José Antonio López, o diretor de neurovirologia da Universidade Autônoma de Madrid explicou em 'La Sexta' que as medidas de prevenção também nos ajudam a prevenir a captura do resto dos vírus que estão em circulação e cuja via de transmissão é muito semelhante à do coronavírus.

Assim, os casos de doenças infecciosas devido ao coronavírus foram reduzidas

José Miguel Cisneros, porta-voz da Sociedade Espanhola de Doenças Infecciosas, falou em 'La Sexta' sobre os casos de gripe detectados. Deve ser lembrado que a gripe é uma das doenças mais comuns na Espanha e a cada ano uma medida de 800.000 casos são diagnosticados. No entanto, até o momento, apenas seis casos foram registrados em nosso país.

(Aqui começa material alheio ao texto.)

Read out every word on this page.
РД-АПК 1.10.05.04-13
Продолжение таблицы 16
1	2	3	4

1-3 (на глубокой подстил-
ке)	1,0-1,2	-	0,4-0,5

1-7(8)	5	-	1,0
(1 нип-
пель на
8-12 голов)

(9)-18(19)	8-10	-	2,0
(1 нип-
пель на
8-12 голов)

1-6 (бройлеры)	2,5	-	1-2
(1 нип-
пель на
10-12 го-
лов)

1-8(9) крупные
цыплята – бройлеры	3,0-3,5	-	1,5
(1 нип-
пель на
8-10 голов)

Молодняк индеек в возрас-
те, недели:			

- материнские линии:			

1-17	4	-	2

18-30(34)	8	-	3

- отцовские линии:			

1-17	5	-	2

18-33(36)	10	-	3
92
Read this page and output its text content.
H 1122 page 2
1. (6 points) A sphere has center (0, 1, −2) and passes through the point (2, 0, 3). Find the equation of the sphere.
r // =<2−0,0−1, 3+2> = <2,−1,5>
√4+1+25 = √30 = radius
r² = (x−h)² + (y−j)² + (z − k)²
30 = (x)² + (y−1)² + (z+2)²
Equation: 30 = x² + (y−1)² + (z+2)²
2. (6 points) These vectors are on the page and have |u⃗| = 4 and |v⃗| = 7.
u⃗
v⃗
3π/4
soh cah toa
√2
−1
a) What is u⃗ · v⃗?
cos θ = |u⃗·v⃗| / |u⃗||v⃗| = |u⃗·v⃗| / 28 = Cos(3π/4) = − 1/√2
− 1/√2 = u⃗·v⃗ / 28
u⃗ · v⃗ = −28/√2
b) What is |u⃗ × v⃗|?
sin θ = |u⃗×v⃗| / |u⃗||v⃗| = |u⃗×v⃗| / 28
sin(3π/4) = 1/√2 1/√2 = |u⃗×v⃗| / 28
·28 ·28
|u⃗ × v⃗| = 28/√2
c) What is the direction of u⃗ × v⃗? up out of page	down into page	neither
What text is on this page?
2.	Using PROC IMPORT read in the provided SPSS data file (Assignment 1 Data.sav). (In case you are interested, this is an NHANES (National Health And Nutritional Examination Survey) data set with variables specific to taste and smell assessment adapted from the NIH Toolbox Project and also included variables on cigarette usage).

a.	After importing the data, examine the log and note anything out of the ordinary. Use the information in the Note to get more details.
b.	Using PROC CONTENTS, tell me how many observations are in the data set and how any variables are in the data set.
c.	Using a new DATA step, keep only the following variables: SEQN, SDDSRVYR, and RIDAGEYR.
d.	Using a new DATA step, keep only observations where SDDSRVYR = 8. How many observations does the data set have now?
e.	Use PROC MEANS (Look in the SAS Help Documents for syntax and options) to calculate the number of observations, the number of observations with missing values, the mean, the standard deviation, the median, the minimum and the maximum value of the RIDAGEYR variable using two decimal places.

A gastroenterite também viu sua incidência reduzida desde o início da pandemia de coronavírus. Em 2020, os casos de gastroenterite aguda foram reduzidos em 70% em comparação com 2019, nada mais e nada menos.

O declínio em pacientes com tuberculose também é notável. Em 2019, foram contabilizados 2.211 casos dessa doença infecciosa e 1.280 em 2020. Uma redução de 57,9% em termos percentuais. O mesmo ocorre com a coqueluche: 2.867 pacientes em 2019 contra 500 em 2020.

E, por fim, em relação à incidência de doenças como hepatite os especialistas indicam que em 2019 haverá registro de uma total de 1.041 casos de hepatite A, e em 2020 apenas 241. Em relação à hepatite B, os casos também diminuíram, de 570 em 2019 para 332 em 2020.

Levando tudo isso em consideração, é possível que o anti-COVID medidas permanecem conosco indefinidamente. A princípio, parecia que o uso da máscara só seria obrigatório até 70% da população ter recebido a vacina contra o coronavírus e, portanto, a imunidade de grupo foi alcançada. No entanto, levando em consideração a redução significativa nos casos de outras doenças infecciosas, as autoridades poderiam decidir que a máscara é sempre necessária.